On 14th April 1895 William, aged 26, married Sarah Blumson at St Michael and All Angels' Church in Walthamstow.
The couple had two children born in Homerton, Middlesex - William Arthur Hill (born in 1897) and Doris Lilian Hill (1899-1977). When William Artnur was baptised at Homerton his father was a clerk living at 3 Marsh Hill, Homerton.
William Charles HILL, Civilian
Died in Chelmsford from injuries received in an air raid at Boreham. Aged 73
The 1901 census listed 31 year-old William, his wife and two children at 9 Clifton Avenue in Walthamstow. He was a clerk in a drapery warehouse. A decade later the 1911 census recorded William, aged 41, living with his wife and two children at 49 Jewel Road in Walthamstow. William was a clerk.
By May 1943 he was a patient at New Hall Emergency Hospital in Boreham. The hospital had been set up there in the summer of 1940 when elderly patients were transferred there from Suttons Institution at Hornchurch after the latter's requisition by the Air Ministry.

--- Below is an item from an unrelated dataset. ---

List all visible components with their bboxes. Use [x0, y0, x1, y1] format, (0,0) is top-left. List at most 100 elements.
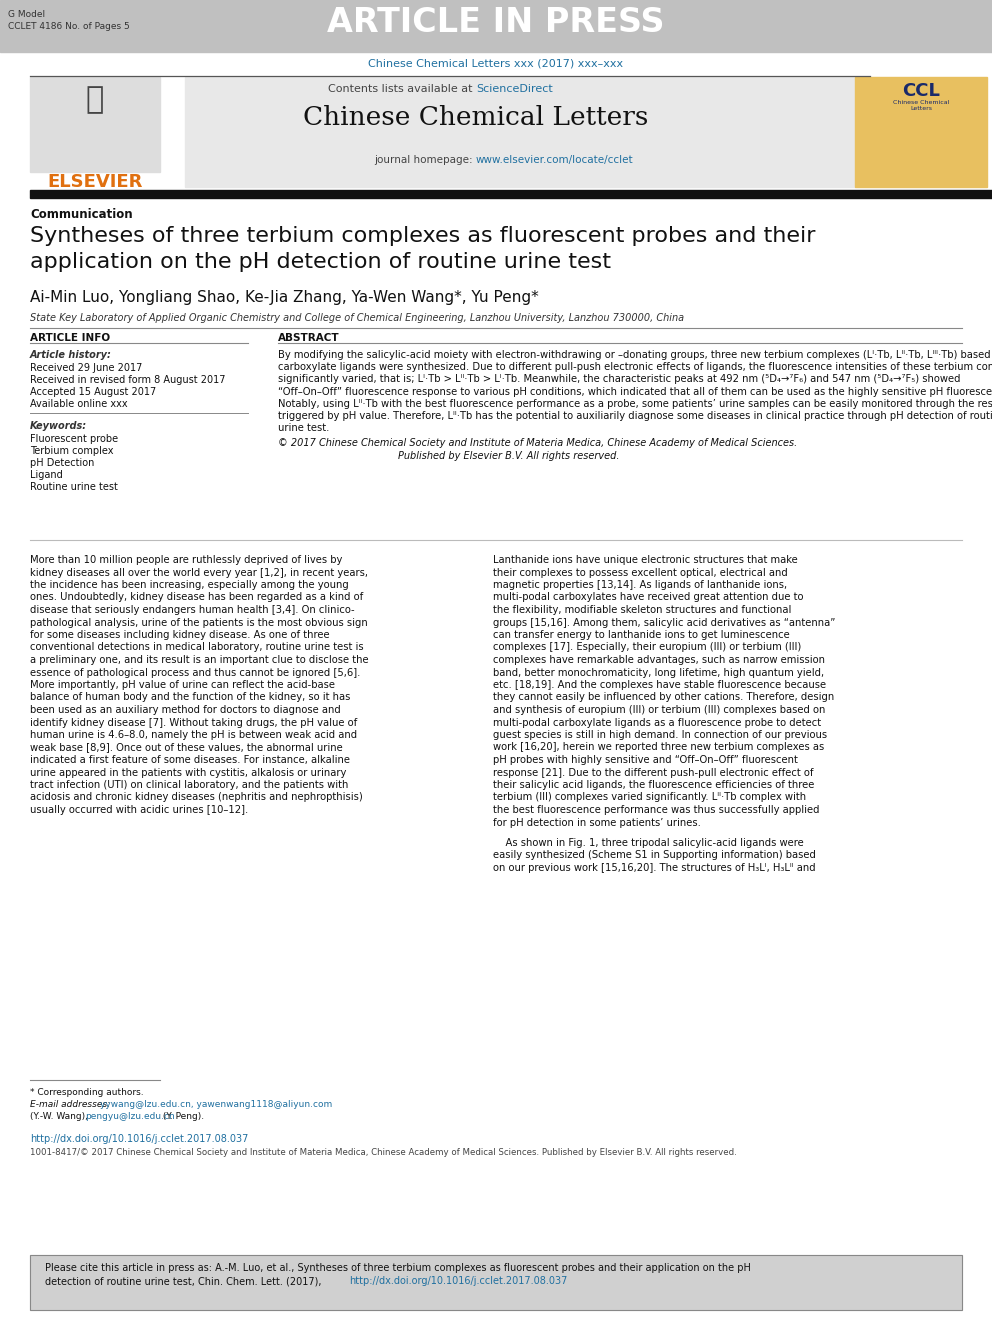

On 14th May 1943 Chelmsford suffered its heaviest German air raid of the war. During the raid the 270 bed New Hall Emergency Hospital was targeted and two high explosive bombs scored direct hits on the building and caused at least eleven fatalities. Seven died at the hospital, four others died later, among them was 73 year-old William who succumbed to his injuries on 24th July 1943 in St. John's Hospital, Chelmsford. At the time his wife was living at 3 Russell Road in Walthamstow.